Whatever solution is ultimately crafted, those in leadership in the conservative movement and the Republican party must realize that this is an intensely personal issue to most people. Like many deeply personal issues, beliefs here do not break easily into left and right, Republican and Democrat. For every person who viewed an evil Michael, there was someone who saw selfish parents who couldn’t let go of their daughter who had long since departed. For every person who thinks life should be forced to prolong at all costs, strapped to the bed regardless of human liberty, there are many who feel that difficult decisions such as these should be left to the families and, if they cannot agree, to the courts rather than to politicians.

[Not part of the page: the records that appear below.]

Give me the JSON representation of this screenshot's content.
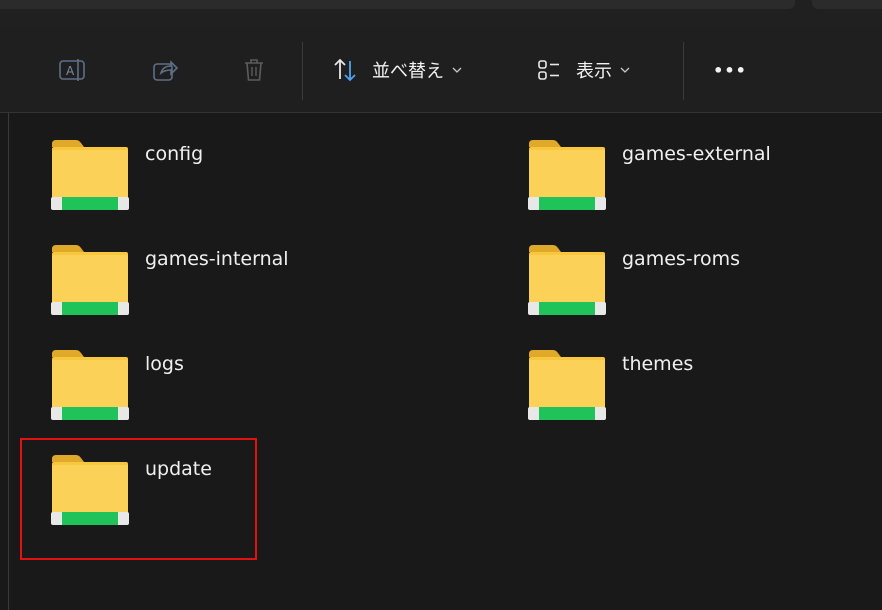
{
  "toolbar": {
    "rename_icon": "rename-icon",
    "share_icon": "share-icon",
    "delete_icon": "trash-icon",
    "sort_label": "並べ替え",
    "sort_icon": "sort-icon",
    "view_label": "表示",
    "view_icon": "view-list-icon",
    "more_label": "•••"
  },
  "folders": [
    {
      "name": "config"
    },
    {
      "name": "games-external"
    },
    {
      "name": "games-internal"
    },
    {
      "name": "games-roms"
    },
    {
      "name": "logs"
    },
    {
      "name": "themes"
    },
    {
      "name": "update"
    }
  ],
  "colors": {
    "background": "#191919",
    "folder_yellow": "#f7c83e",
    "folder_green": "#1fc35a",
    "highlight": "#e11212"
  }
}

As conservatives, we believe in liberty, and we believe in liberty of thought and speech above all else (for are we not willing to sacrifice life in war and as Christian martyrs to protect our own liberty and bring it to others?). We must respect, then, liberty of thought within our own ranks.

Do not demonize (or force to prove our loyalty) intelligent people of good will who happen to have strong feelings opposite from the orthodoxy. Do not assume that we share different beliefs simply because we differ in how we apply those beliefs to a particular case. In the words of my namesake, different men often see the same subject in different lights.

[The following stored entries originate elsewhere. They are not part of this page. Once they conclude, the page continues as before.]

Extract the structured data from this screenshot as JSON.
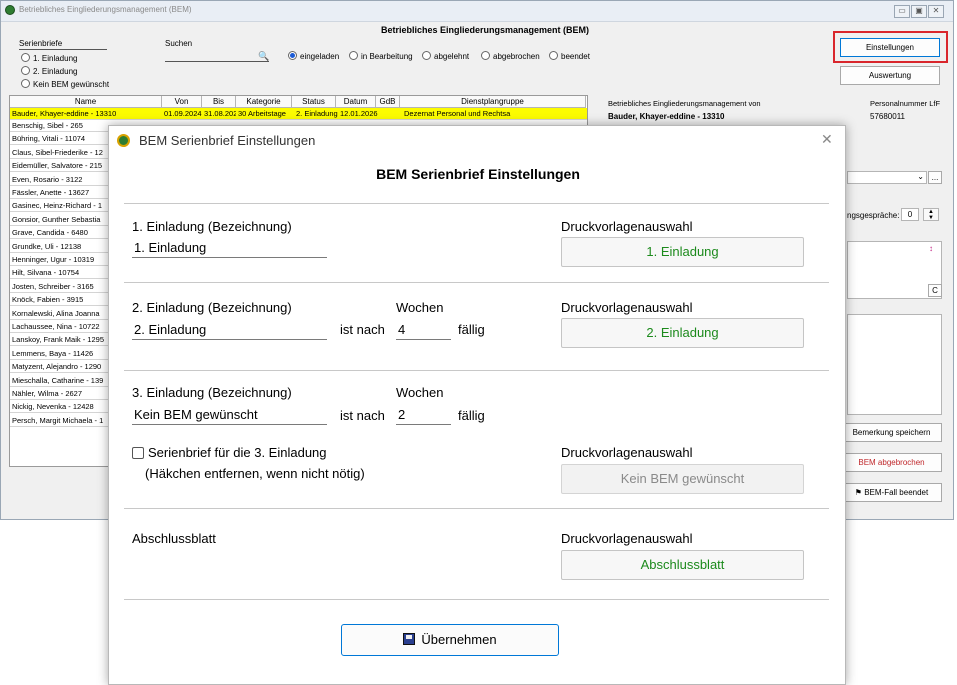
{
  "window": {
    "title": "Betriebliches Eingliederungsmanagement (BEM)",
    "header": "Betriebliches Eingliederungsmanagement (BEM)",
    "controls": [
      "▭",
      "▣",
      "✕"
    ]
  },
  "serienbriefe": {
    "label": "Serienbriefe",
    "options": [
      "1. Einladung",
      "2. Einladung",
      "Kein BEM gewünscht"
    ]
  },
  "search": {
    "label": "Suchen",
    "value": ""
  },
  "status_filters": [
    "eingeladen",
    "in Bearbeitung",
    "abgelehnt",
    "abgebrochen",
    "beendet"
  ],
  "status_selected": "eingeladen",
  "buttons": {
    "einstellungen": "Einstellungen",
    "auswertung": "Auswertung",
    "bemerkung_speichern": "Bemerkung speichern",
    "bem_abgebrochen": "BEM abgebrochen",
    "bem_beendet": "BEM-Fall beendet",
    "dropdown_more": "...",
    "c_button": "C"
  },
  "table": {
    "columns": [
      "Name",
      "Von",
      "Bis",
      "Kategorie",
      "Status",
      "Datum",
      "GdB",
      "Dienstplangruppe"
    ],
    "selected_row": [
      "Bauder, Khayer-eddine - 13310",
      "01.09.2024",
      "31.08.2025",
      "30 Arbeitstage",
      "2. Einladung",
      "12.01.2026",
      "",
      "Dezernat Personal und Rechtsa"
    ],
    "rows": [
      "Benschig, Sibel - 265",
      "Bühring, Vitali - 11074",
      "Claus, Sibel-Friederike - 12",
      "Eidemüller, Salvatore - 215",
      "Even, Rosario - 3122",
      "Fässler, Anette - 13627",
      "Gasinec, Heinz-Richard - 1",
      "Gonsior, Gunther Sebastia",
      "Grave, Candida - 6480",
      "Grundke, Uli - 12138",
      "Henninger, Ugur - 10319",
      "Hilt, Silvana - 10754",
      "Josten, Schreiber - 3165",
      "Knöck, Fabien - 3915",
      "Kornalewski, Alina Joanna",
      "Lachaussee, Nina - 10722",
      "Lanskoy, Frank Maik - 1295",
      "Lemmens, Baya - 11426",
      "Matyzent, Alejandro - 1290",
      "Mieschalla, Catharine - 139",
      "Nähler, Wilma - 2627",
      "Nickig, Nevenka - 12428",
      "Persch, Margit Michaela - 1"
    ]
  },
  "right_panel": {
    "label": "Betriebliches Eingliederungsmanagement von",
    "person": "Bauder, Khayer-eddine - 13310",
    "pn_label": "Personalnummer LfF",
    "pn_value": "57680011",
    "gespraeche_label": "ngsgespräche:",
    "gespraeche_value": "0"
  },
  "dialog": {
    "title": "BEM Serienbrief Einstellungen",
    "heading": "BEM Serienbrief Einstellungen",
    "close": "✕",
    "rows": [
      {
        "label": "1. Einladung (Bezeichnung)",
        "value": "1. Einladung",
        "template_label": "Druckvorlagenauswahl",
        "template_button": "1. Einladung"
      },
      {
        "label": "2. Einladung (Bezeichnung)",
        "value": "2. Einladung",
        "weeks_label": "Wochen",
        "ist_nach": "ist nach",
        "weeks": "4",
        "faellig": "fällig",
        "template_label": "Druckvorlagenauswahl",
        "template_button": "2. Einladung"
      },
      {
        "label": "3. Einladung (Bezeichnung)",
        "value": "Kein BEM gewünscht",
        "weeks_label": "Wochen",
        "ist_nach": "ist nach",
        "weeks": "2",
        "faellig": "fällig",
        "template_label": "Druckvorlagenauswahl",
        "template_button": "Kein BEM gewünscht"
      }
    ],
    "checkbox_label": "Serienbrief für die 3. Einladung",
    "checkbox_hint": "(Häkchen entfernen, wenn nicht nötig)",
    "abschluss_label": "Abschlussblatt",
    "abschluss_template_label": "Druckvorlagenauswahl",
    "abschluss_button": "Abschlussblatt",
    "apply_button": "Übernehmen"
  },
  "colors": {
    "selection": "#fcfc00",
    "highlight_frame": "#d9262c",
    "template_text": "#1c8a1c"
  }
}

This is right, and it is also pragmatic. For myself, I will remain a Republican, because that is who I am, and my views overlap with Republican beliefs much more often than not. But no political party will ever reflect all of the views of all of its members all of the time. In picking our party, we all must decide which party’s positions our views overlap with most of the time. We lose elections when we are divided, but we lose core members and threaten schism when our tests of loyalty are too strict, and set by too few. Look at what has happened to the Democrats since they marginalized or ran off the Zell Millers and Joseph Liebermans of their party.

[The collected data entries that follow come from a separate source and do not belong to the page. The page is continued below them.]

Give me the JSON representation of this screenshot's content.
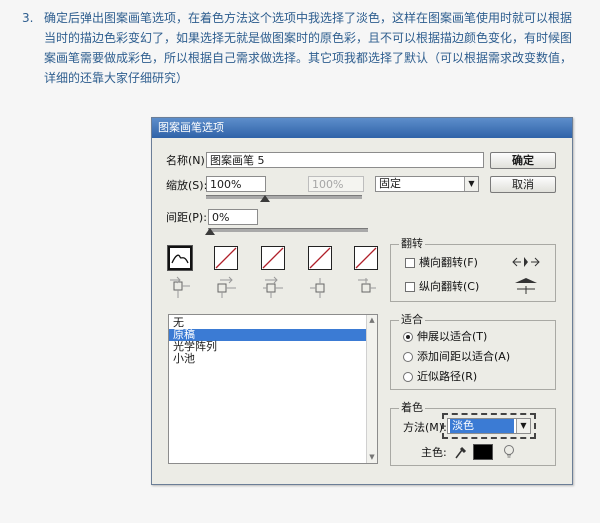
{
  "tutorial": {
    "step_number": "3.",
    "text": "确定后弹出图案画笔选项，在着色方法这个选项中我选择了淡色，这样在图案画笔使用时就可以根据当时的描边色彩变幻了，如果选择无就是做图案时的原色彩，且不可以根据描边颜色变化，有时候图案画笔需要做成彩色，所以根据自己需求做选择。其它项我都选择了默认（可以根据需求改变数值，详细的还靠大家仔细研究）"
  },
  "dialog": {
    "title": "图案画笔选项",
    "name_label": "名称(N):",
    "name_value": "图案画笔 5",
    "ok_label": "确定",
    "cancel_label": "取消",
    "scale_label": "缩放(S):",
    "scale_value": "100%",
    "scale_value_disabled": "100%",
    "scale_mode": "固定",
    "spacing_label": "间距(P):",
    "spacing_value": "0%",
    "flip": {
      "title": "翻转",
      "horizontal_label": "横向翻转(F)",
      "vertical_label": "纵向翻转(C)"
    },
    "fit": {
      "title": "适合",
      "options": [
        "伸展以适合(T)",
        "添加间距以适合(A)",
        "近似路径(R)"
      ],
      "selected": 0
    },
    "tile_list": {
      "items": [
        "无",
        "原稿",
        "光学阵列",
        "小池"
      ],
      "selected": 1
    },
    "colorization": {
      "title": "着色",
      "method_label": "方法(M):",
      "method_value": "淡色",
      "key_color_label": "主色:",
      "key_color": "#000000"
    },
    "colors": {
      "titlebar_top": "#5d8ecb",
      "titlebar_bottom": "#2f62a8",
      "selection": "#3b7bd4",
      "tile_slash": "#b0202a"
    }
  }
}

So I will remain a Republican, and I will speak to how I see the truth, popular or not among the conservative powers. But others may not be so loyal. They may decide that a party and a movement which labels them as supporters of murder and euthanasia when they disagree with the orthodoxy has deprived them of their liberty of thought, and they may find another home.

2 Comments:

SouthernGent said...

Patrick,

How would you distinguish between Republicans who are "disgruntled" on this, or another, issue and those who truly appear not to be Republican at all. Sen. Specter and Sen. Jeffords (before the switch) come to mind.

3:37 PM  
Patrick Martin said...

SouthernGent,

That's the hard part, of course. My solution is to focus as much as possible on the merits of particular issues, rather than on labelling individuals. I agree with President Bush and disagree with a lot of conservative bloggers on the immigration issue, for example, but that doesn't make any of us less "conservative", in my mind. And it's good to have a debate about what the "conservative" position on immigration ought to be.

So then the issue with Sen. Specter is, not whether he is a "conservative" or not, but whether he was the right person to handle the judiciary committee at this point in time.

Any political movement is a tent, containing people with vary believes. I want a big tent, but not so big that it has no meaning. I have no supreme wisdom about exactly how big that is.